I think you have a misconception here. There are urges and then there’s behaviour.

For example, I rarely eat donuts. However this is not necessarily proof that I don’t enjoy donuts as much as a guy who scoffs them daily. As a human I can resist my underlying urge to do something for whatever reason.

(Untrained) animals simply have no reason to resist their urges. They have no awareness of the consequences of their actions.

Our mating urge is likely of comparable magnitude to similar mammals (with the one slight caveat that we don’t have a mating season so we may not have such a feeling of urgency, but the strength of the desire is likely comparable).

If you want an example of humans just being unable to resist something then you have to go very low-level e.g. reflexes. Complex behaviours seem to all involve consciousness, and much of the point of consciousness is to allow malleable and context-driven approaches to stimuli.
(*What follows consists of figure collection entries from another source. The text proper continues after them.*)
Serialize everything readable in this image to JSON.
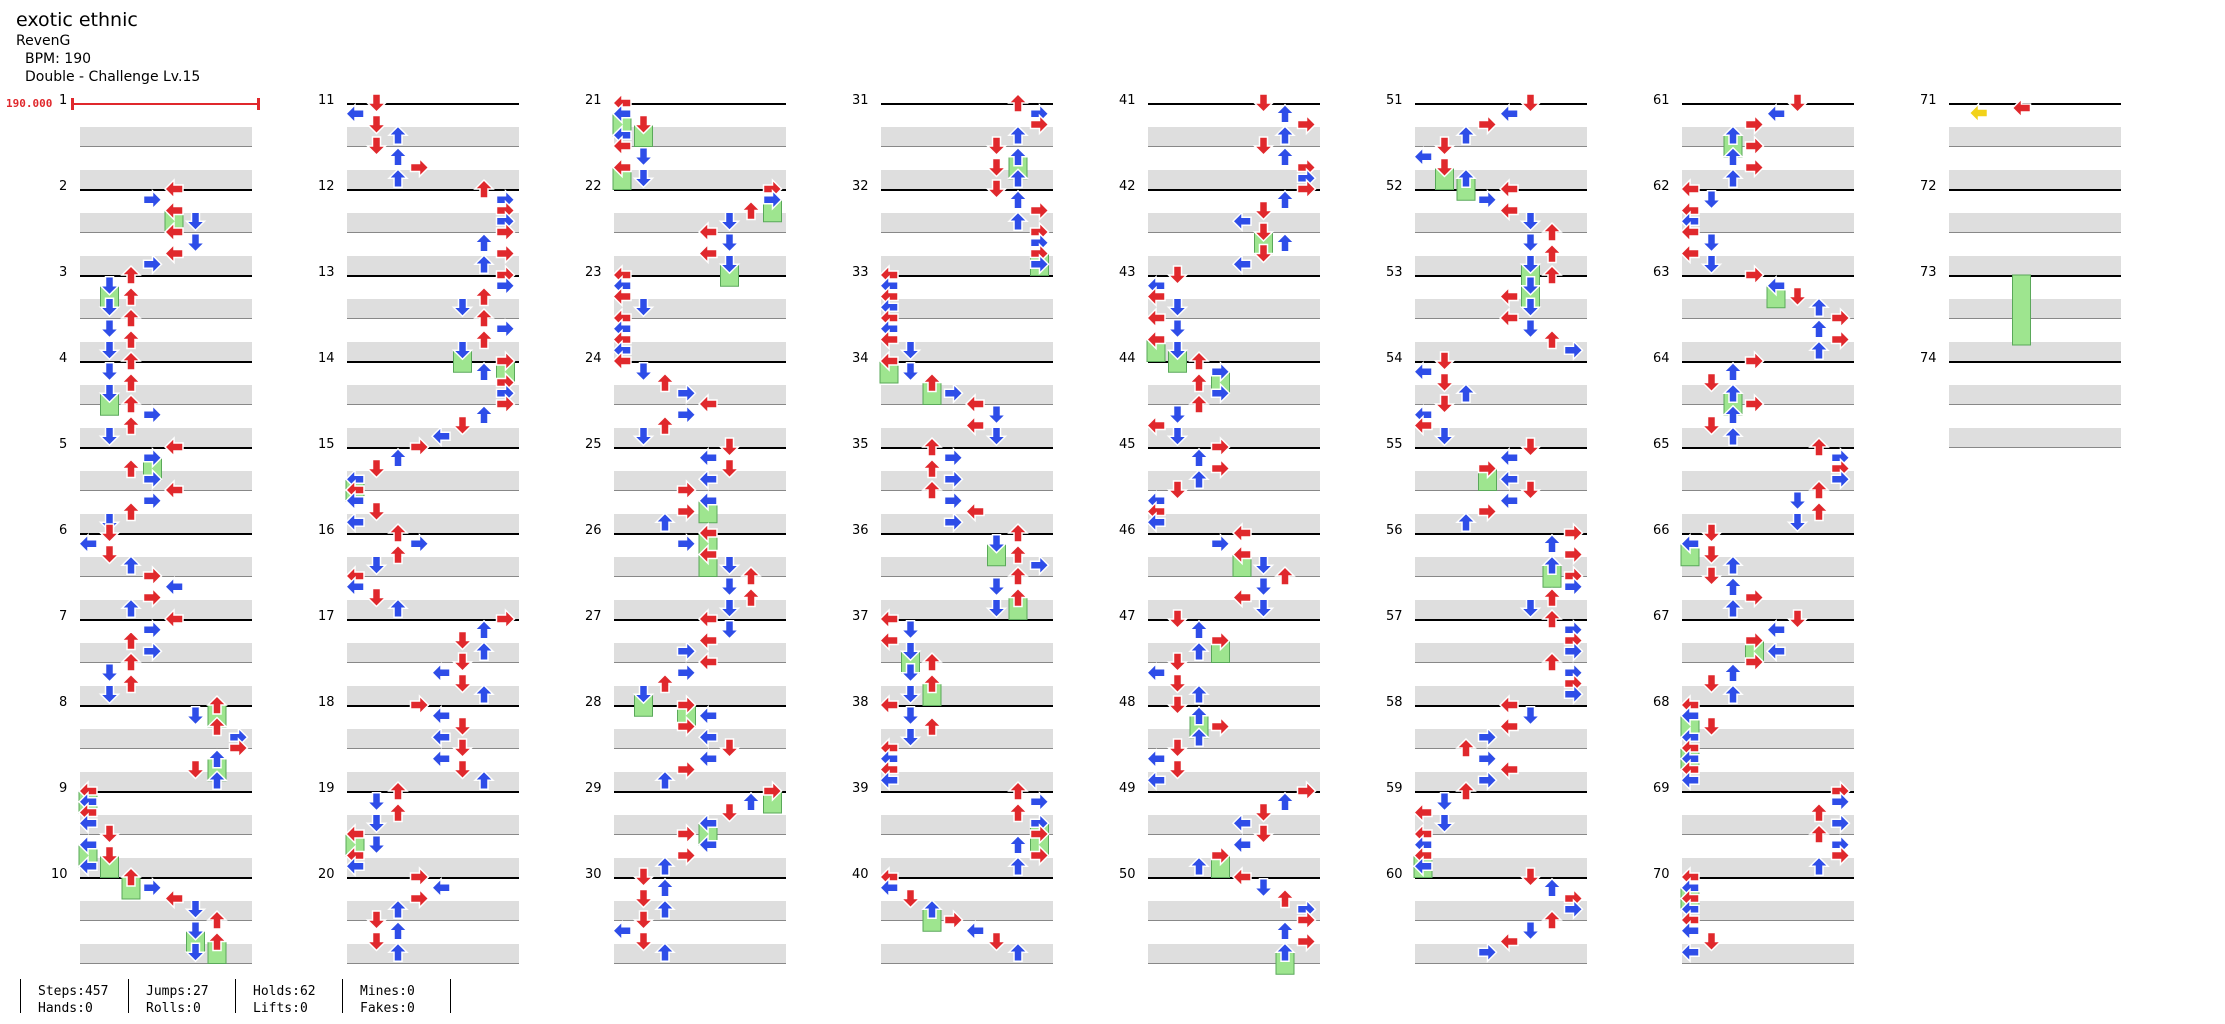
{
  "header": {
    "title": "exotic ethnic",
    "artist": "RevenG",
    "bpm": "BPM: 190",
    "difficulty": "Double - Challenge Lv.15"
  },
  "bpm_marker": "190.000",
  "measures": [
    "1",
    "2",
    "3",
    "4",
    "5",
    "6",
    "7",
    "8",
    "9",
    "10",
    "11",
    "12",
    "13",
    "14",
    "15",
    "16",
    "17",
    "18",
    "19",
    "20",
    "21",
    "22",
    "23",
    "24",
    "25",
    "26",
    "27",
    "28",
    "29",
    "30",
    "31",
    "32",
    "33",
    "34",
    "35",
    "36",
    "37",
    "38",
    "39",
    "40",
    "41",
    "42",
    "43",
    "44",
    "45",
    "46",
    "47",
    "48",
    "49",
    "50",
    "51",
    "52",
    "53",
    "54",
    "55",
    "56",
    "57",
    "58",
    "59",
    "60",
    "61",
    "62",
    "63",
    "64",
    "65",
    "66",
    "67",
    "68",
    "69",
    "70",
    "71",
    "72",
    "73",
    "74"
  ],
  "stats": {
    "steps": "Steps:457",
    "jumps": "Jumps:27",
    "holds": "Holds:62",
    "mines": "Mines:0",
    "hands": "Hands:0",
    "rolls": "Rolls:0",
    "lifts": "Lifts:0",
    "fakes": "Fakes:0"
  },
  "colors": {
    "quarter_note": "#e0282c",
    "eighth_note": "#2e4de8",
    "sixteenth_note": "#f2d21a",
    "hold_body": "#9ee58f",
    "band": "#dedede"
  },
  "icons": {
    "note": "arrow-icon",
    "hold": "hold-icon"
  }
}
I think those studies show that the complexities that constitute people’s sex drives aren’t as black and white as once thought. For example, high testosterone levels in women showed a decrease in desire for partnered sex but an increase in solitary desire (masturbation). This could be argued that it’s because the women are feeling less emotional connection to sex and simply want sex for the orgasm (that sounds like a man).

I would disagree with the basic point of the OP – I think humans have stronger mating urges than animals.
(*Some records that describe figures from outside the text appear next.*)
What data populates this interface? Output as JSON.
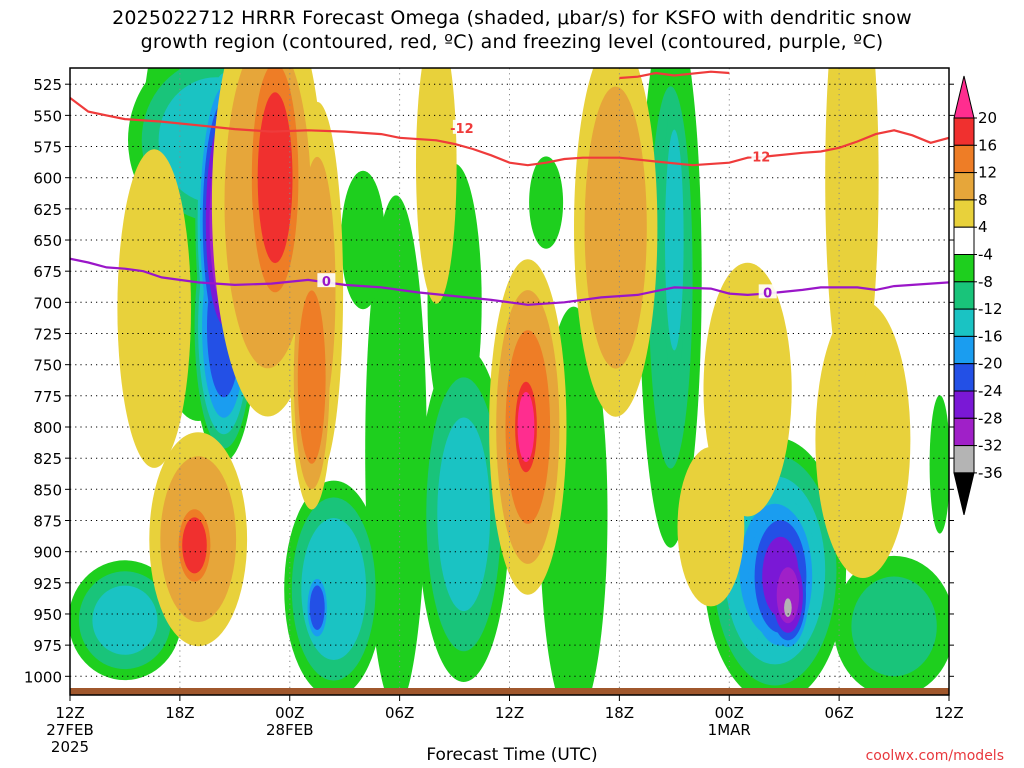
{
  "chart_data": {
    "type": "heatmap",
    "title_line1": "2025022712 HRRR Forecast Omega (shaded, μbar/s) for KSFO with dendritic snow",
    "title_line2": "growth region (contoured, red, ºC) and freezing level (contoured, purple, ºC)",
    "xlabel": "Forecast Time (UTC)",
    "ylabel": "",
    "y_ticks": [
      525,
      550,
      575,
      600,
      625,
      650,
      675,
      700,
      725,
      750,
      775,
      800,
      825,
      850,
      875,
      900,
      925,
      950,
      975,
      1000
    ],
    "ylim": [
      1015,
      512
    ],
    "xlim": [
      0,
      48
    ],
    "x_ticks": [
      {
        "t": 0,
        "label": "12Z",
        "sub": "27FEB",
        "sub2": "2025"
      },
      {
        "t": 6,
        "label": "18Z"
      },
      {
        "t": 12,
        "label": "00Z",
        "sub": "28FEB"
      },
      {
        "t": 18,
        "label": "06Z"
      },
      {
        "t": 24,
        "label": "12Z"
      },
      {
        "t": 30,
        "label": "18Z"
      },
      {
        "t": 36,
        "label": "00Z",
        "sub": "1MAR"
      },
      {
        "t": 42,
        "label": "06Z"
      },
      {
        "t": 48,
        "label": "12Z"
      }
    ],
    "colorbar": {
      "labels": [
        20,
        16,
        12,
        8,
        4,
        -4,
        -8,
        -12,
        -16,
        -20,
        -24,
        -28,
        -32,
        -36
      ],
      "colors": [
        "#ff2d8f",
        "#f0302f",
        "#ee7d26",
        "#e6a63a",
        "#e8d13b",
        "#ffffff",
        "#1ecf1e",
        "#19c47a",
        "#1ac3c3",
        "#1a9df0",
        "#2350e6",
        "#7a18d6",
        "#a020c8",
        "#b4b4b4",
        "#000000"
      ]
    },
    "dgz_contour": {
      "label": "-12",
      "color": "#ef3b3b",
      "points": [
        [
          0,
          536
        ],
        [
          1,
          547
        ],
        [
          2,
          550
        ],
        [
          3,
          553
        ],
        [
          5,
          555
        ],
        [
          7,
          558
        ],
        [
          9,
          561
        ],
        [
          11,
          563
        ],
        [
          13,
          562
        ],
        [
          15,
          563
        ],
        [
          17,
          565
        ],
        [
          18,
          568
        ],
        [
          20,
          570
        ],
        [
          21,
          573
        ],
        [
          22,
          577
        ],
        [
          23,
          582
        ],
        [
          24,
          588
        ],
        [
          25,
          590
        ],
        [
          26,
          588
        ],
        [
          27,
          585
        ],
        [
          28,
          584
        ],
        [
          30,
          584
        ],
        [
          32,
          587
        ],
        [
          34,
          590
        ],
        [
          36,
          588
        ],
        [
          37,
          584
        ],
        [
          38,
          583
        ],
        [
          40,
          580
        ],
        [
          41,
          579
        ],
        [
          42,
          576
        ],
        [
          43,
          571
        ],
        [
          44,
          565
        ],
        [
          45,
          562
        ],
        [
          46,
          566
        ],
        [
          47,
          572
        ],
        [
          48,
          568
        ]
      ]
    },
    "upper_dgz_contour": {
      "points": [
        [
          30,
          520
        ],
        [
          31,
          519
        ],
        [
          32,
          516
        ],
        [
          33,
          518
        ],
        [
          35,
          515
        ],
        [
          36,
          516
        ]
      ]
    },
    "freezing_level": {
      "label": "0",
      "color": "#9a16c8",
      "points": [
        [
          0,
          665
        ],
        [
          1,
          668
        ],
        [
          2,
          672
        ],
        [
          3,
          673
        ],
        [
          4,
          675
        ],
        [
          5,
          680
        ],
        [
          6,
          682
        ],
        [
          7,
          684
        ],
        [
          9,
          686
        ],
        [
          11,
          685
        ],
        [
          13,
          682
        ],
        [
          15,
          686
        ],
        [
          17,
          688
        ],
        [
          19,
          692
        ],
        [
          21,
          695
        ],
        [
          23,
          698
        ],
        [
          24,
          700
        ],
        [
          25,
          702
        ],
        [
          27,
          700
        ],
        [
          29,
          696
        ],
        [
          31,
          694
        ],
        [
          32,
          691
        ],
        [
          33,
          688
        ],
        [
          35,
          689
        ],
        [
          36,
          693
        ],
        [
          37,
          694
        ],
        [
          38,
          693
        ],
        [
          40,
          690
        ],
        [
          41,
          688
        ],
        [
          43,
          688
        ],
        [
          44,
          690
        ],
        [
          45,
          687
        ],
        [
          46,
          686
        ],
        [
          48,
          684
        ]
      ]
    },
    "shading_blobs": [
      {
        "t": 10.8,
        "p": 620,
        "rt": 3.2,
        "rp": 180,
        "v": 10
      },
      {
        "t": 11.2,
        "p": 600,
        "rt": 1.8,
        "rp": 130,
        "v": 17
      },
      {
        "t": 13.5,
        "p": 690,
        "rt": 1.5,
        "rp": 160,
        "v": 8
      },
      {
        "t": 13.2,
        "p": 760,
        "rt": 1.2,
        "rp": 110,
        "v": 14
      },
      {
        "t": 7.0,
        "p": 890,
        "rt": 2.8,
        "rp": 90,
        "v": 10
      },
      {
        "t": 6.8,
        "p": 895,
        "rt": 1.2,
        "rp": 40,
        "v": 18
      },
      {
        "t": 25.0,
        "p": 800,
        "rt": 2.2,
        "rp": 140,
        "v": 12
      },
      {
        "t": 24.9,
        "p": 800,
        "rt": 0.9,
        "rp": 55,
        "v": 22
      },
      {
        "t": 29.8,
        "p": 640,
        "rt": 2.4,
        "rp": 160,
        "v": 9
      },
      {
        "t": 20.0,
        "p": 590,
        "rt": 1.2,
        "rp": 120,
        "v": 6
      },
      {
        "t": 4.6,
        "p": 705,
        "rt": 2.2,
        "rp": 140,
        "v": 5
      },
      {
        "t": 43.3,
        "p": 810,
        "rt": 2.8,
        "rp": 120,
        "v": 6
      },
      {
        "t": 37.0,
        "p": 770,
        "rt": 2.6,
        "rp": 110,
        "v": 6
      },
      {
        "t": 42.7,
        "p": 600,
        "rt": 1.6,
        "rp": 200,
        "v": 5
      },
      {
        "t": 35.0,
        "p": 880,
        "rt": 2.0,
        "rp": 70,
        "v": 5
      },
      {
        "t": 8.0,
        "p": 570,
        "rt": 5.0,
        "rp": 80,
        "v": -14
      },
      {
        "t": 8.5,
        "p": 635,
        "rt": 1.8,
        "rp": 140,
        "v": -32
      },
      {
        "t": 8.4,
        "p": 720,
        "rt": 1.8,
        "rp": 110,
        "v": -22
      },
      {
        "t": 7.0,
        "p": 610,
        "rt": 3.5,
        "rp": 200,
        "v": -6
      },
      {
        "t": 14.4,
        "p": 930,
        "rt": 2.8,
        "rp": 90,
        "v": -14
      },
      {
        "t": 13.5,
        "p": 945,
        "rt": 0.8,
        "rp": 35,
        "v": -22
      },
      {
        "t": 3.0,
        "p": 955,
        "rt": 3.2,
        "rp": 50,
        "v": -12
      },
      {
        "t": 21.5,
        "p": 870,
        "rt": 2.6,
        "rp": 140,
        "v": -12
      },
      {
        "t": 17.8,
        "p": 820,
        "rt": 1.8,
        "rp": 220,
        "v": -7
      },
      {
        "t": 27.5,
        "p": 870,
        "rt": 2.0,
        "rp": 180,
        "v": -6
      },
      {
        "t": 32.8,
        "p": 680,
        "rt": 1.8,
        "rp": 230,
        "v": -8
      },
      {
        "t": 33.0,
        "p": 650,
        "rt": 0.8,
        "rp": 140,
        "v": -14
      },
      {
        "t": 38.5,
        "p": 915,
        "rt": 4.0,
        "rp": 110,
        "v": -16
      },
      {
        "t": 38.8,
        "p": 920,
        "rt": 2.5,
        "rp": 80,
        "v": -24
      },
      {
        "t": 39.2,
        "p": 935,
        "rt": 1.5,
        "rp": 55,
        "v": -29
      },
      {
        "t": 39.2,
        "p": 945,
        "rt": 0.5,
        "rp": 18,
        "v": -34
      },
      {
        "t": 45.0,
        "p": 960,
        "rt": 3.5,
        "rp": 60,
        "v": -8
      },
      {
        "t": 21.0,
        "p": 700,
        "rt": 1.6,
        "rp": 120,
        "v": -6
      },
      {
        "t": 26.0,
        "p": 620,
        "rt": 1.0,
        "rp": 40,
        "v": -6
      },
      {
        "t": 16.0,
        "p": 650,
        "rt": 1.3,
        "rp": 60,
        "v": -6
      },
      {
        "t": 47.5,
        "p": 830,
        "rt": 0.6,
        "rp": 60,
        "v": -6
      }
    ],
    "shading_colors": {
      "pos": [
        "#e8d13b",
        "#e6a63a",
        "#ee7d26",
        "#f0302f",
        "#ff2d8f"
      ],
      "neg": [
        "#1ecf1e",
        "#19c47a",
        "#1ac3c3",
        "#1a9df0",
        "#2350e6",
        "#7a18d6",
        "#a020c8",
        "#b4b4b4"
      ]
    },
    "terrain_color": "#a0572c",
    "watermark": "coolwx.com/models"
  }
}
From years of raising horses, I can assure you that horses only act like this at the times when they are ‘in heat’. But with humans it’s constant every day. Stallions are quite controlled, except during the time of the month when a mare is fertile (‘in heat’). Teenage humans are far less controlled, and much harder to control.

Also, if you think teens aren’t havin sex in the hallways, you haven’t been in a high school lately – they seem to be getting awfully close!
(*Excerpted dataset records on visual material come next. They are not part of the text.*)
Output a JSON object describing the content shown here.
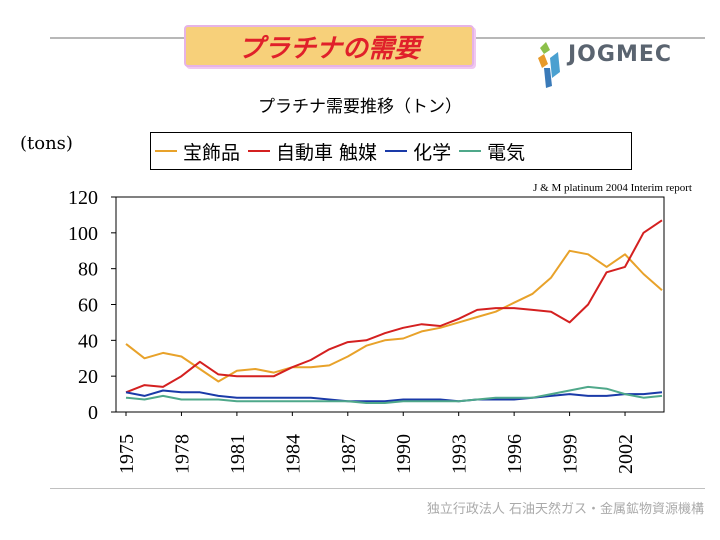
{
  "slide": {
    "title": "プラチナの需要",
    "subtitle": "プラチナ需要推移（トン）",
    "logo_text": "JOGMEC",
    "footer": "独立行政法人 石油天然ガス・金属鉱物資源機構"
  },
  "chart_data": {
    "type": "line",
    "title": "プラチナ需要推移（トン）",
    "ylabel": "(tons)",
    "source": "J & M platinum 2004 Interim report",
    "ylim": [
      0,
      120
    ],
    "yticks": [
      0,
      20,
      40,
      60,
      80,
      100,
      120
    ],
    "grid": false,
    "x": [
      1975,
      1976,
      1977,
      1978,
      1979,
      1980,
      1981,
      1982,
      1983,
      1984,
      1985,
      1986,
      1987,
      1988,
      1989,
      1990,
      1991,
      1992,
      1993,
      1994,
      1995,
      1996,
      1997,
      1998,
      1999,
      2000,
      2001,
      2002,
      2003,
      2004
    ],
    "xticks": [
      "1975",
      "1978",
      "1981",
      "1984",
      "1987",
      "1990",
      "1993",
      "1996",
      "1999",
      "2002"
    ],
    "series": [
      {
        "name": "宝飾品",
        "color": "#e8a22a",
        "values": [
          38,
          30,
          33,
          31,
          24,
          17,
          23,
          24,
          22,
          25,
          25,
          26,
          31,
          37,
          40,
          41,
          45,
          47,
          50,
          53,
          56,
          61,
          66,
          75,
          90,
          88,
          81,
          88,
          77,
          68
        ]
      },
      {
        "name": "自動車 触媒",
        "color": "#d42020",
        "values": [
          11,
          15,
          14,
          20,
          28,
          21,
          20,
          20,
          20,
          25,
          29,
          35,
          39,
          40,
          44,
          47,
          49,
          48,
          52,
          57,
          58,
          58,
          57,
          56,
          50,
          60,
          78,
          81,
          100,
          107
        ]
      },
      {
        "name": "化学",
        "color": "#1a3aa8",
        "values": [
          11,
          9,
          12,
          11,
          11,
          9,
          8,
          8,
          8,
          8,
          8,
          7,
          6,
          6,
          6,
          7,
          7,
          7,
          6,
          7,
          7,
          7,
          8,
          9,
          10,
          9,
          9,
          10,
          10,
          11
        ]
      },
      {
        "name": "電気",
        "color": "#4fa88a",
        "values": [
          8,
          7,
          9,
          7,
          7,
          7,
          6,
          6,
          6,
          6,
          6,
          6,
          6,
          5,
          5,
          6,
          6,
          6,
          6,
          7,
          8,
          8,
          8,
          10,
          12,
          14,
          13,
          10,
          8,
          9
        ]
      }
    ],
    "legend_position": "top"
  }
}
When I was in high school in the late 1970s, two kids at my CHURCH got caught doing it in a Sunday School room. :eek:

Several years later, I was working at a restaurant with a HS boy who was telling some other kids there that he took girls out to his car during lunch and had sex with them. Yeah, right. Oh, maybe he was telling the truth, but c’mon. A packed parking lot where you don’t know who might just happen to walk by? However, a few years after THAT, I was working at a hotel and two ADULTS were caught going at it in the closed coffee shop during a wedding reception (and no, they weren’t the bride and groom). They hadn’t noticed that the alcove opened onto a heavily trafficked hallway. :smack:

Breaking out of a stall for guaranteed mating is nothing.

I’ve known men who were willing to stay up hours past bedtime giving away dozens of $14 cocktails and pretending to enjoy shitty music while making absolute fools of themselves on the dance floor and telling ridiculous lies about their socioeconomic status just for a ~5% chance of getting laid.

Like I tried to explain before, it’s a risk-benefit analysis. Men experience minimal risks and high benefit from having sex, women experience a lot of negative effects and often minimal benefit from having sex. Plus there is the cultural component-our culture shames and stigmatizes women who admit to having a sex drive and encourage men to exaggerate and brag about theirs.

I don’t get all the off-the-cuff insistence that animals can’t resist the urge to mate. We see them do so all the time. When a male bird sings and dances to impress a female, and his performance doesn’t impress her, neither one of them mates. Sometimes when animals DO choose to go at it, they look for a safe/sheltered place (from predators, not preachers or paparazzi) first – and put off the urge at least temporarily. When I watched elephant seals on a California beach this spring, I could see males chasing other males away from their “harems,” and the loser males clearly decided to suppress their urges until a safer opportunity, at least.

I think the entire question is more an artifact of how we like to think about ourselves as somehow magically disrinct from animals than it is an inquiry into any real phenomenon.

:: wistful ::

Ah, high school…

Animals don’t have religious or cultural taboos.